Durant cette période, les commissions d’éthique ont très rapidement été confrontées à une vague d’amateurisme. Dans un article sur la question publié fin mars 2020, une Commission d’éthique chinoise a signalé 20 à 30% de projets émanant de professionnels inexpérimentés. Comme l’a déclaré l’Association suisse des Commissions d’éthique de la recherche, c’est justement dans une situation d’urgence qu’on ne peut pas se permettre de ne pas respecter les principes éthiques et scientifiques.
Vous avez une longue expérience dans l’éthique de la recherche. Qu’est-ce qui a changé?
D.S. Il y a des nouvelles manières de faire de la recherche, notamment avec les biobanques ou le big data qui soulèvent de nouveaux enjeux. Nous devons donc nous armer notamment en matière de sécurité des données, de compréhension des algorithmes et repérer comment des biais peuvent être introduits à travers ce qu’on appelle l’intelligence artificielle. L’enjeu de la réification (transformation en chose, ndlr) de l’individu dans le cadre de la recherche, lui, est central. Et cet enjeu-là, il ne change pas.
Est-ce qu’au regard de la CER-UNIL, le big data a changé la donne?
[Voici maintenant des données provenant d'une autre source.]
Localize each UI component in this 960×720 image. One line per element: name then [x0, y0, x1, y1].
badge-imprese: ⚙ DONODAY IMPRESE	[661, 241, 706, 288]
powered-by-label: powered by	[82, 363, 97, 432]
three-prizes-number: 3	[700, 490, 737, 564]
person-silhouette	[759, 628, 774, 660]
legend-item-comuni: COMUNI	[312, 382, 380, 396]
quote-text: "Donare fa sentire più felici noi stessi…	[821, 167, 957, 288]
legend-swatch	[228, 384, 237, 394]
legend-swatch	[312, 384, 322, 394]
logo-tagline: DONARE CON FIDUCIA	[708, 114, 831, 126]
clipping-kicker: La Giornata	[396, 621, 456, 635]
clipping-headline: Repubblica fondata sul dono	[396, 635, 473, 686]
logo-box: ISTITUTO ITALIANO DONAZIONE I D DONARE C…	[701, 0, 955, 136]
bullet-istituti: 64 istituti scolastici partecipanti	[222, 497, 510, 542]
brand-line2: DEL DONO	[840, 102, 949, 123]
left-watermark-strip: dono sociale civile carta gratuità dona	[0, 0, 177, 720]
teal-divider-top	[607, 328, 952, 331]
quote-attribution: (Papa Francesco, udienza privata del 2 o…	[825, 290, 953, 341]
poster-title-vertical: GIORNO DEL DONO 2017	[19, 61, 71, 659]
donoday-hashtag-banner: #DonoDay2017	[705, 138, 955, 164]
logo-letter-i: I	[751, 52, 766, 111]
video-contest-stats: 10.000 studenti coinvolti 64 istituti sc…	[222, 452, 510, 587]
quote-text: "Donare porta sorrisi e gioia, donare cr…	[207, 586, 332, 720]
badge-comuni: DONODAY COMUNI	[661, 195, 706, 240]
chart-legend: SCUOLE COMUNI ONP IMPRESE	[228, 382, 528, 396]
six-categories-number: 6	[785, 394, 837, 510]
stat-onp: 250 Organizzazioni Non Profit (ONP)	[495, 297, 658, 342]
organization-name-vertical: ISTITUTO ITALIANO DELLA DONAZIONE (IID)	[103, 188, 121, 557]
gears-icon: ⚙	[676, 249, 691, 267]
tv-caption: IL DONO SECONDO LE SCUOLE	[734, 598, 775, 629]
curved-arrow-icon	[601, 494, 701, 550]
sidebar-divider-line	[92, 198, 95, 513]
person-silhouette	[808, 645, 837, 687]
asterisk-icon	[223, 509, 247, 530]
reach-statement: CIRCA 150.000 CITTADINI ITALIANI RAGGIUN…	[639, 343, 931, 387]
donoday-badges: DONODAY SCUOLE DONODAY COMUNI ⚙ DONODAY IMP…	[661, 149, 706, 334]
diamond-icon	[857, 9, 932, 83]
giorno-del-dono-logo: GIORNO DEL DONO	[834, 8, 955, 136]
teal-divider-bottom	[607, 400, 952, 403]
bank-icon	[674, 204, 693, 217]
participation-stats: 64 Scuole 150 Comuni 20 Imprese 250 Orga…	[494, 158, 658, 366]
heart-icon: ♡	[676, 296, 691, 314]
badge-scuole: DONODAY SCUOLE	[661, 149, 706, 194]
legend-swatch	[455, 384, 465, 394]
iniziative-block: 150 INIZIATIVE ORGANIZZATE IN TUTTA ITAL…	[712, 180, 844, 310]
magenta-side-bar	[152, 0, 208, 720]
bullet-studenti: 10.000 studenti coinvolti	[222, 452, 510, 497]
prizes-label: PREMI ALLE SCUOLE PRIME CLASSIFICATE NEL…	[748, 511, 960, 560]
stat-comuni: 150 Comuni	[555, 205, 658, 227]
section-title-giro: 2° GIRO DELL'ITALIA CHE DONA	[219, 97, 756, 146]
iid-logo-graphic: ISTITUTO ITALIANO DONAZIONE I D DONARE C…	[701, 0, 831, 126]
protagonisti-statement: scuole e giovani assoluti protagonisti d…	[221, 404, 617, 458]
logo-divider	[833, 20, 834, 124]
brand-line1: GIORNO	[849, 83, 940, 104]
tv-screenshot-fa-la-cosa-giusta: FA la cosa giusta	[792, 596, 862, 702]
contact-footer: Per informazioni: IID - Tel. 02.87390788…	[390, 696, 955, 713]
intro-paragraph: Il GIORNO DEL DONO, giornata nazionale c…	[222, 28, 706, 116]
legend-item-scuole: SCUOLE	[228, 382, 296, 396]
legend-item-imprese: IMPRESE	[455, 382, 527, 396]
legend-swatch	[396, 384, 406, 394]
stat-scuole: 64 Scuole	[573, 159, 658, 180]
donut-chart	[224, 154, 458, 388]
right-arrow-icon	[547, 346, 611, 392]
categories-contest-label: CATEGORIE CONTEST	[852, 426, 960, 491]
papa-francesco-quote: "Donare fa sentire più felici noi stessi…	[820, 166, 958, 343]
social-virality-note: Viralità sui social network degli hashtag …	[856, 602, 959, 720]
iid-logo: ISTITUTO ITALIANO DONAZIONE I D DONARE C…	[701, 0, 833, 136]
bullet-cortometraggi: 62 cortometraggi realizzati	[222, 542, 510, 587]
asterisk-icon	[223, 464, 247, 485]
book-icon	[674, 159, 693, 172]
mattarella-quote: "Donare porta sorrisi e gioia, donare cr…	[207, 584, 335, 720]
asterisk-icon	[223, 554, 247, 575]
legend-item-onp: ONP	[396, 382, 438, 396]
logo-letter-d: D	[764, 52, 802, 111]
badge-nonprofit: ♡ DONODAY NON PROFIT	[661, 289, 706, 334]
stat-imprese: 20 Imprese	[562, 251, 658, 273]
P.D. Les gens sont devenus très sensibles à l’utilisation de leurs données et les raisons pour lesquelles ils doivent être protégés. Indirectement, cette sensibilité a un impact sur la recherche. Donc, grâce à cette tendance, lorsque nous communiquons sur le pourquoi de notre existence, tout se passe plutôt bien. J’ai l’impression qu’aujourd’hui, les commissions d’éthique ont meilleure presse./
Chiffres et fonctionnement
La Commission cantonale d’éthique de la recherche sur l’être humain (CER-VD) comprend 40 membres qui examinent environ 500 protocoles par année. Les collaborateurs ont un pensum de 60 à 100%. Pour les procédures ordinaires, la Commission siège en présentiel avec une dizaine de personnes. «Nous avons un quorum à sept, mais ça peut monter à quinze membres. Dans les procédures simplifiées, nous sommes trois au minimum», explique Dominique Sprumont./sp
Formation gratuite en ligne
Coordonné par Dominique Sprumont, TRREE (Training and Resources in Research Ethics Evaluation) est un site de formation en ligne développé à l’origine pour les pays d’Afrique subsaharienne. Depuis son lancement en 2009, TRREE compte plus de 120000 étudiants formés dans 206 pays et régions du monde. Le site est même disponible en chinois traditionnel. L’ensemble de la formation est gratuit. «Seule la délivrance du certificat GCP, reconnu par swissethics, coûte 50 francs pour les citoyens des 20 pays les plus riches, ce qui finance la formation dans le reste du monde.»